In another instance, the commission funded a case against Christian B&B owners who restricted double rooms to married couples. When the commission won, its lawyers demanded a harsher penalty against the Christians.
And recently the commission’s chairman, Sir Trevor Phillips, caused damage when he said Christians were more militant than Muslims in making discrimination claims.
But now the Commission has announced that it will intervene – for the benefit of religious people and others – in four religious liberty cases heading for the European Court of Human Rights.
One of the cases is that of Lillian Ladele, a Christian registrar who was disciplined by bosses at Islington Council because of her stance on homosexual civil partnerships.
She was disciplined when she asked for her religious beliefs about homosexual civil partnerships to be accommodated in the workplace. Her legal defence is being supported by The Christian Institute.
The three other cases heading for Europe involve two workers who were banned from wearing a cross, and a relationship counsellor who was dismissed for refusing to give sex advice to homosexuals.
The commission’s John Wadham said: “Our intervention in these cases would encourage judges to interpret the law more broadly and more clearly to the benefit of people who are religious and those who are not.

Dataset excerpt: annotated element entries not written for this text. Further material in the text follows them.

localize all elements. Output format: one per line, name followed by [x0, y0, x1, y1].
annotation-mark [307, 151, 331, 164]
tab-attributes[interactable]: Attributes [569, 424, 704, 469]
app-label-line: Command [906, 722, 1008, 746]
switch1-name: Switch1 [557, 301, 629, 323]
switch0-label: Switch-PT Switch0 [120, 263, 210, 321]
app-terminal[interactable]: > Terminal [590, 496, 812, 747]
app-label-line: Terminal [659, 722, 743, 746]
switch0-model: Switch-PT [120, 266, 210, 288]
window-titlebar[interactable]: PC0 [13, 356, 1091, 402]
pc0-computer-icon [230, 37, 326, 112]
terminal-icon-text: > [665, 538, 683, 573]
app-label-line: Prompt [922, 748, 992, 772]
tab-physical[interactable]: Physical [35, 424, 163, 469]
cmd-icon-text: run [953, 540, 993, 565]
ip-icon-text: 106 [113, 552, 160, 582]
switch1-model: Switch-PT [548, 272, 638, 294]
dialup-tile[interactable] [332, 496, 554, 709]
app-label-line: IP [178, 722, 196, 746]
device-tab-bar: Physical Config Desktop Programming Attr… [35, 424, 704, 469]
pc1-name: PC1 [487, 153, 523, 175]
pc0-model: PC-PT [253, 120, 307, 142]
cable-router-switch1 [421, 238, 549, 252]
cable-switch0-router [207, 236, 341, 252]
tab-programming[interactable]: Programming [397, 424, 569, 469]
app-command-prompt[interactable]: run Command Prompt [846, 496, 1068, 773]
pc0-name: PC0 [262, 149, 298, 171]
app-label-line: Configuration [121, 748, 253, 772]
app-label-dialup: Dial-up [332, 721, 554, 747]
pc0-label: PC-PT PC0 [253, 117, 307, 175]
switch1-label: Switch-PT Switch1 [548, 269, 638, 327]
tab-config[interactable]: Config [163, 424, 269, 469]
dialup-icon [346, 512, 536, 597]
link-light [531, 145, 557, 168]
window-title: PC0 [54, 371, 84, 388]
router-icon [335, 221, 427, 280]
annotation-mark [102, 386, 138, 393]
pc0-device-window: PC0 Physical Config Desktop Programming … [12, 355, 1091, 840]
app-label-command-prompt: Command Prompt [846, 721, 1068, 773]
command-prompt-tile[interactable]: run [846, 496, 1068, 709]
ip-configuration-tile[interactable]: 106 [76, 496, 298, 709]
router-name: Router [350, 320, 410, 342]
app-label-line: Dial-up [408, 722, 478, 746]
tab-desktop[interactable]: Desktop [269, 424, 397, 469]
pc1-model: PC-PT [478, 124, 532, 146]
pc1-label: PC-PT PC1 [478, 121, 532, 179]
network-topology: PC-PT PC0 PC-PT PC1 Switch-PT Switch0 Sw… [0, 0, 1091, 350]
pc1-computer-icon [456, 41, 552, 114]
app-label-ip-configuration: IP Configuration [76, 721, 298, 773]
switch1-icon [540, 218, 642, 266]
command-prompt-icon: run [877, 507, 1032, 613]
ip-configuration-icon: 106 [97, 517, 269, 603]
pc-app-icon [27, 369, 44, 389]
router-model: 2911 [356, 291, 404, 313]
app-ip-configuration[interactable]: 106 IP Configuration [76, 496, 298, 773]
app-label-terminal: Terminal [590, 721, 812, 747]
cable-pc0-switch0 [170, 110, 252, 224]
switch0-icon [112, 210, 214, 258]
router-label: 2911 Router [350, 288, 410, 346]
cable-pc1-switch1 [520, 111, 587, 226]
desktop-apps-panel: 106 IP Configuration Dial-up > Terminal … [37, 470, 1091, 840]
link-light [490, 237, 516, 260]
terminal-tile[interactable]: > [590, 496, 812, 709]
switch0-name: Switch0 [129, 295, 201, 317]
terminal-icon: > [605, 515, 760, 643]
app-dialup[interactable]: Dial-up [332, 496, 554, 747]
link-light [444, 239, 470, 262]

“The idea of making reasonable adjustments to accommodate a person’s needs has served disability discrimination law well for decades. It seems reasonable that a similar concept could be adopted to allow someone to manifest their religious beliefs.”
The Christian Institute’s Mike Judge said: “We welcome this announcement from the commission. It will help Christians have more confidence that their genuine concerns are being listened to.
“Obviously, we await the precise details of the legal intervention by the commission, but we are encouraged by the tone of their announcement. It is a step in the right direction.
“We certainly believe more could be done to allow for a reasonable accommodation of religious beliefs in the workplace, and we hope that the courts will adopt a more tolerant approach to protecting religious liberty.”